Ha imparato a sopportare il dolore.
Ha dovuto farlo soprattutto per quella vita che ha voluto stringere e sollevare con le sue sole braccia.
Quella piccola vita venuta al mondo senza chiedere il permesso, era stata la sua forza, l’unico dono di Lui, cui non avrebbe mai voluto rinunciare.
Adesso è giovedì, stride nel tintinnio del campanello e nelle esitazioni di Lei.
Lei e il suo appuntamento.
Lei e il suo giovedì cui ha deciso di appartenere.
“Andrà tutto bene” si dice, mentre affonda la maniglia e spalanca lo sguardo su di Lui.
È lì, la guarda come se il tempo non fosse trascorso, con gli occhi adombrati da qualcosa che ancora non sa spiegarsi.
Lo guarda, lo sguardo è rigido, severo.
Gli parla, il tono della voce è duro.
Lo ascolta, distante, senza riservargli nessuna amorevole accoglienza.
Lei è lì, immobile e ha una storia da ascoltare.

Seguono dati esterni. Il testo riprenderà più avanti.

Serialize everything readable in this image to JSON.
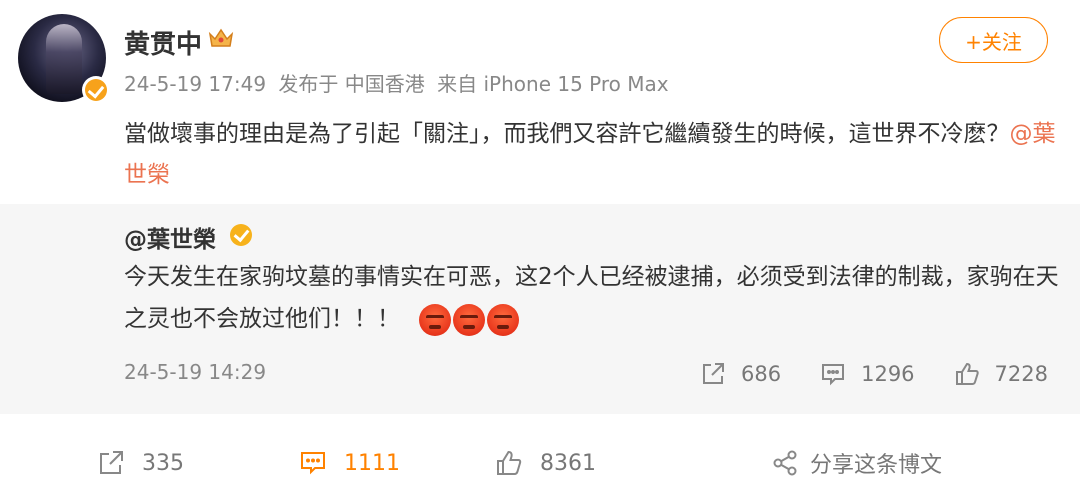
{
  "post": {
    "author": "黄贯中",
    "follow_label": "+关注",
    "meta": {
      "time": "24-5-19 17:49",
      "location": "发布于 中国香港",
      "source": "来自 iPhone 15 Pro Max"
    },
    "text_main": "當做壞事的理由是為了引起「關注」，而我們又容許它繼續發生的時候，這世界不冷麽？",
    "mention": "@葉世榮"
  },
  "repost": {
    "author": "@葉世榮",
    "text": "今天发生在家驹坟墓的事情实在可恶，这2个人已经被逮捕，必须受到法律的制裁，家驹在天之灵也不会放过他们！！！",
    "time": "24-5-19 14:29",
    "actions": {
      "share_count": "686",
      "comment_count": "1296",
      "like_count": "7228"
    },
    "emojis": [
      "angry-emoji",
      "angry-emoji",
      "angry-emoji"
    ]
  },
  "footer": {
    "share_count": "335",
    "comment_count": "1111",
    "like_count": "8361",
    "share_post_label": "分享这条博文"
  },
  "colors": {
    "accent": "#ff8200",
    "mention": "#eb7350",
    "repost_bg": "#f6f6f6"
  }
}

Ascolta la storia di un ragazzo che amava, a cui sentiva d’appartenere. Il compagno di un cammino pieno di promesse da realizzare. Colui che la stringeva nel suo presente vivo e l’avrebbe accompagnata nel suo futuro da sognare. Il padre di quel cuore che, dodici anni prima, batteva insieme al suo.

Ascolta la storia di un ragazzo che aveva una passione, una passione che non era lei. Aveva un sogno, ma non era con lei. Voleva un futuro, ma non in quella piccola vita che stava venendo alla luce.

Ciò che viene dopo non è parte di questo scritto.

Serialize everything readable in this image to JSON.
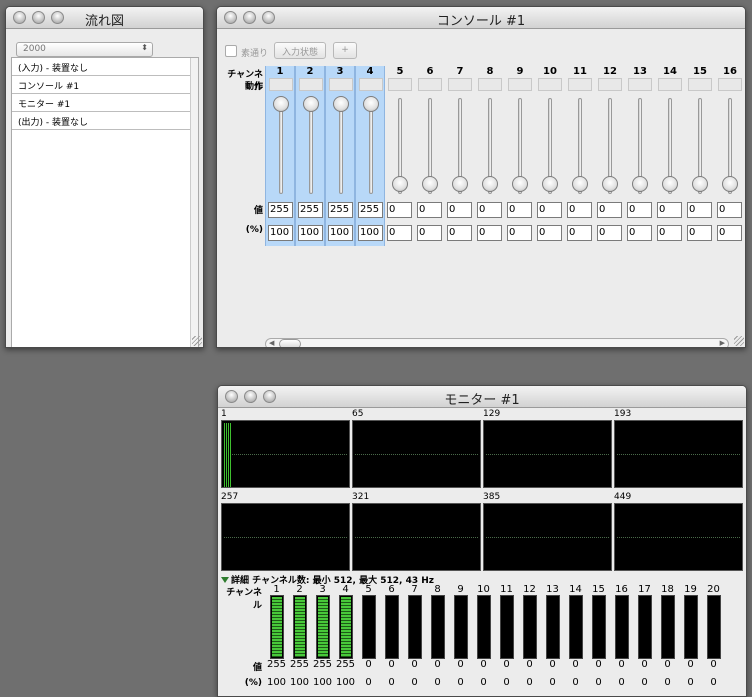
{
  "flow": {
    "title": "流れ図",
    "popup_value": "2000",
    "items": [
      "(入力) - 装置なし",
      "コンソール #1",
      "モニター #1",
      "(出力) - 装置なし"
    ]
  },
  "console": {
    "title": "コンソール #1",
    "bypass_label": "素通り",
    "input_state_button": "入力状態",
    "add_button": "+",
    "channel_label": "チャンネル",
    "action_label": "動作",
    "value_label": "値",
    "percent_label": "(%)",
    "channels": [
      {
        "num": "1",
        "value": "255",
        "percent": "100",
        "selected": true,
        "level": 1
      },
      {
        "num": "2",
        "value": "255",
        "percent": "100",
        "selected": true,
        "level": 1
      },
      {
        "num": "3",
        "value": "255",
        "percent": "100",
        "selected": true,
        "level": 1
      },
      {
        "num": "4",
        "value": "255",
        "percent": "100",
        "selected": true,
        "level": 1
      },
      {
        "num": "5",
        "value": "0",
        "percent": "0",
        "selected": false,
        "level": 0
      },
      {
        "num": "6",
        "value": "0",
        "percent": "0",
        "selected": false,
        "level": 0
      },
      {
        "num": "7",
        "value": "0",
        "percent": "0",
        "selected": false,
        "level": 0
      },
      {
        "num": "8",
        "value": "0",
        "percent": "0",
        "selected": false,
        "level": 0
      },
      {
        "num": "9",
        "value": "0",
        "percent": "0",
        "selected": false,
        "level": 0
      },
      {
        "num": "10",
        "value": "0",
        "percent": "0",
        "selected": false,
        "level": 0
      },
      {
        "num": "11",
        "value": "0",
        "percent": "0",
        "selected": false,
        "level": 0
      },
      {
        "num": "12",
        "value": "0",
        "percent": "0",
        "selected": false,
        "level": 0
      },
      {
        "num": "13",
        "value": "0",
        "percent": "0",
        "selected": false,
        "level": 0
      },
      {
        "num": "14",
        "value": "0",
        "percent": "0",
        "selected": false,
        "level": 0
      },
      {
        "num": "15",
        "value": "0",
        "percent": "0",
        "selected": false,
        "level": 0
      },
      {
        "num": "16",
        "value": "0",
        "percent": "0",
        "selected": false,
        "level": 0
      }
    ]
  },
  "monitor": {
    "title": "モニター #1",
    "graph_labels": [
      "1",
      "65",
      "129",
      "193",
      "257",
      "321",
      "385",
      "449"
    ],
    "detail_label": "詳細",
    "info_text": "チャンネル数: 最小 512, 最大 512, 43 Hz",
    "channel_label": "チャンネル",
    "value_label": "値",
    "percent_label": "(%)",
    "channels": [
      {
        "num": "1",
        "value": "255",
        "percent": "100",
        "level": 1
      },
      {
        "num": "2",
        "value": "255",
        "percent": "100",
        "level": 1
      },
      {
        "num": "3",
        "value": "255",
        "percent": "100",
        "level": 1
      },
      {
        "num": "4",
        "value": "255",
        "percent": "100",
        "level": 1
      },
      {
        "num": "5",
        "value": "0",
        "percent": "0",
        "level": 0
      },
      {
        "num": "6",
        "value": "0",
        "percent": "0",
        "level": 0
      },
      {
        "num": "7",
        "value": "0",
        "percent": "0",
        "level": 0
      },
      {
        "num": "8",
        "value": "0",
        "percent": "0",
        "level": 0
      },
      {
        "num": "9",
        "value": "0",
        "percent": "0",
        "level": 0
      },
      {
        "num": "10",
        "value": "0",
        "percent": "0",
        "level": 0
      },
      {
        "num": "11",
        "value": "0",
        "percent": "0",
        "level": 0
      },
      {
        "num": "12",
        "value": "0",
        "percent": "0",
        "level": 0
      },
      {
        "num": "13",
        "value": "0",
        "percent": "0",
        "level": 0
      },
      {
        "num": "14",
        "value": "0",
        "percent": "0",
        "level": 0
      },
      {
        "num": "15",
        "value": "0",
        "percent": "0",
        "level": 0
      },
      {
        "num": "16",
        "value": "0",
        "percent": "0",
        "level": 0
      },
      {
        "num": "17",
        "value": "0",
        "percent": "0",
        "level": 0
      },
      {
        "num": "18",
        "value": "0",
        "percent": "0",
        "level": 0
      },
      {
        "num": "19",
        "value": "0",
        "percent": "0",
        "level": 0
      },
      {
        "num": "20",
        "value": "0",
        "percent": "0",
        "level": 0
      }
    ]
  }
}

Ascolta la storia di un giovane cuore pentito, di un uomo che ha realizzato il sogno della sua vita, perdendo per sempre l’amore, di un padre che si è accorto tardi di avere un figlio da amare. Di un cuore ormai solo.

Ascolta la storia della preghiera di un perdono, difficile da donare.

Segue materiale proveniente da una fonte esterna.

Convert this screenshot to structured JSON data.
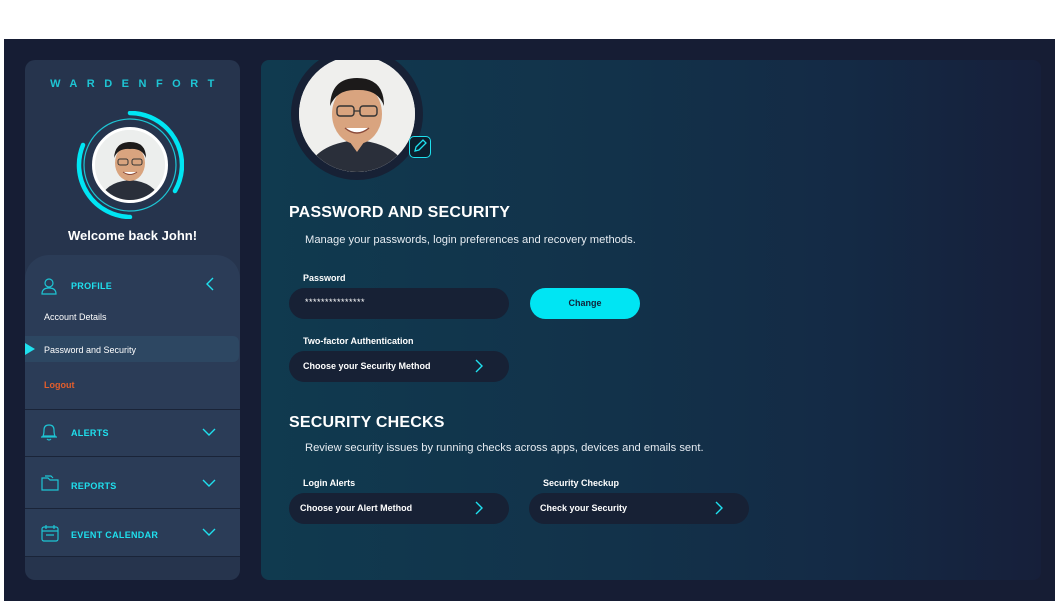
{
  "sidebar": {
    "brand": "WARDENFORT",
    "welcome": "Welcome back John!",
    "profile": {
      "label": "PROFILE",
      "items": [
        "Account Details",
        "Password and Security"
      ],
      "logout": "Logout"
    },
    "nav": [
      {
        "label": "ALERTS",
        "icon": "bell-icon"
      },
      {
        "label": "REPORTS",
        "icon": "folder-icon"
      },
      {
        "label": "EVENT CALENDAR",
        "icon": "calendar-icon"
      }
    ]
  },
  "main": {
    "password_section": {
      "title": "PASSWORD AND SECURITY",
      "subtitle": "Manage your passwords, login preferences and recovery methods.",
      "password_label": "Password",
      "password_value": "***************",
      "change_button": "Change",
      "twofa_label": "Two-factor Authentication",
      "twofa_button": "Choose your Security Method"
    },
    "checks_section": {
      "title": "SECURITY CHECKS",
      "subtitle": "Review security issues by running checks across apps, devices and emails sent.",
      "login_alerts_label": "Login Alerts",
      "login_alerts_button": "Choose your Alert Method",
      "checkup_label": "Security Checkup",
      "checkup_button": "Check your Security"
    }
  },
  "colors": {
    "accent": "#1fe0ee",
    "logout": "#e35e2c",
    "background": "#161d34",
    "sidebar": "#26344d"
  }
}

Lei ha ascoltato, ricordato, guardato in faccia quel dolore che non la lasciava andare.
Non riesce a perdonare, non riesce a voler essere parte di un altro dolore. Un dolore che non sente suo.
Guarda Lui, per l’ultima volta, sapendo dell’impossibilità di un ritorno, senza sentirsi in colpa.
Uno sguardo a quel passato che, adesso, può lasciar andare e la voglia di guardare avanti per poter vivere, senza doversi più fermare a ricordare.
È un giovedì che sta per andar via, non importa in quale luogo o in quale tempo, ma nella vita di Lei è un giorno nuovo da cui poter ripartire.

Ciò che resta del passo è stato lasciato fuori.